Re: [Ltru] Extended language tags (long reply)

(warning: this is a long screed, which, now that I've alluded to it on 
list--and even quoted from the abominable thing-- I may as well share, 
even though I'll probably think better of it in about an hour when the 
responses start to arrive)

Shawn Steele wrote:
> 
>         * We (the bigger software ecosystem we, tools, etc) have encouraged use of zh-HK, etc for labeling both Mandarin and Cantonese.  Whatever happens in the future a large number of legacy documents, both Manderin and Cantonese, will be labeled with the existing language tag.

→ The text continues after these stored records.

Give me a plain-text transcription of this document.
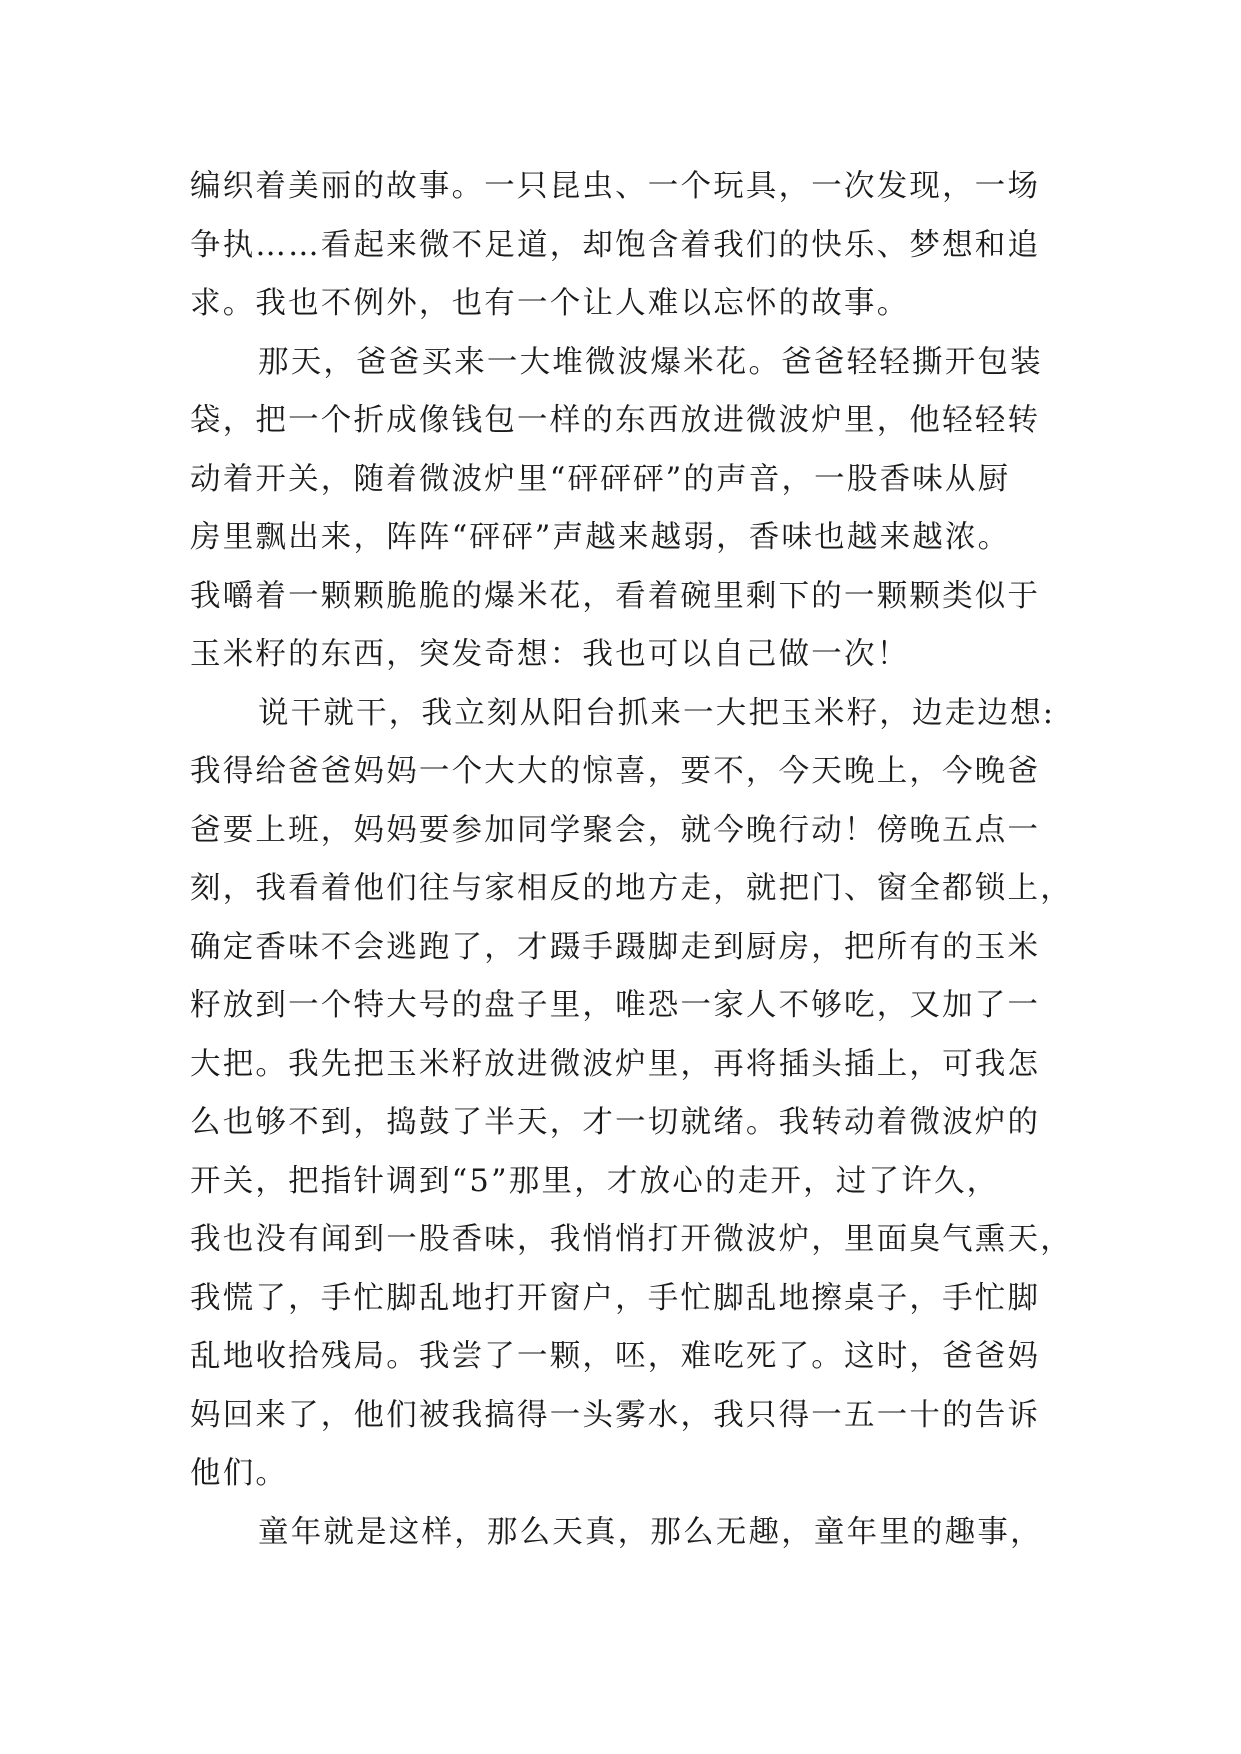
编织着美丽的故事。一只昆虫、一个玩具，一次发现，一场
争执……看起来微不足道，却饱含着我们的快乐、梦想和追
求。我也不例外，也有一个让人难以忘怀的故事。
那天，爸爸买来一大堆微波爆米花。爸爸轻轻撕开包装
袋，把一个折成像钱包一样的东西放进微波炉里，他轻轻转
动着开关，随着微波炉里“砰砰砰”的声音，一股香味从厨
房里飘出来，阵阵“砰砰”声越来越弱，香味也越来越浓。
我嚼着一颗颗脆脆的爆米花，看着碗里剩下的一颗颗类似于
玉米籽的东西，突发奇想：我也可以自己做一次！
说干就干，我立刻从阳台抓来一大把玉米籽，边走边想:
我得给爸爸妈妈一个大大的惊喜，要不，今天晚上，今晚爸
爸要上班，妈妈要参加同学聚会，就今晚行动！傍晚五点一
刻，我看着他们往与家相反的地方走，就把门、窗全都锁上，
确定香味不会逃跑了，才蹑手蹑脚走到厨房，把所有的玉米
籽放到一个特大号的盘子里，唯恐一家人不够吃，又加了一
大把。我先把玉米籽放进微波炉里，再将插头插上，可我怎
么也够不到，捣鼓了半天，才一切就绪。我转动着微波炉的
开关，把指针调到“5”那里，才放心的走开，过了许久，
我也没有闻到一股香味，我悄悄打开微波炉，里面臭气熏天，
我慌了，手忙脚乱地打开窗户，手忙脚乱地擦桌子，手忙脚
乱地收拾残局。我尝了一颗，呸，难吃死了。这时，爸爸妈
妈回来了，他们被我搞得一头雾水，我只得一五一十的告诉
他们。
童年就是这样，那么天真，那么无趣，童年里的趣事，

Not exactly. "We" have (at least historically) abused the tags "zh-HK"
and "zh-TW" to represent Traditional Chinese and ignored the
Cantonese/Mandarin split (which is possible if one only means written
content, which historically has composed most of the material in our
information systems and on the Web).

More recently, language tags have allowed for direct tagging of these
differences as "zh-Hant" and "zh-Hans" (Traditional vs. Simplified)
allowing TW and HK to represent regional differences (there are regional
preferential differences, even in written texts, even when ignoring the
Cantonese/Mandarin split--we encounter these at Yahoo!, for example). It
is unclear how quickly the transition to these subtags is proceeding.
Some user-agents don't support these tags yet.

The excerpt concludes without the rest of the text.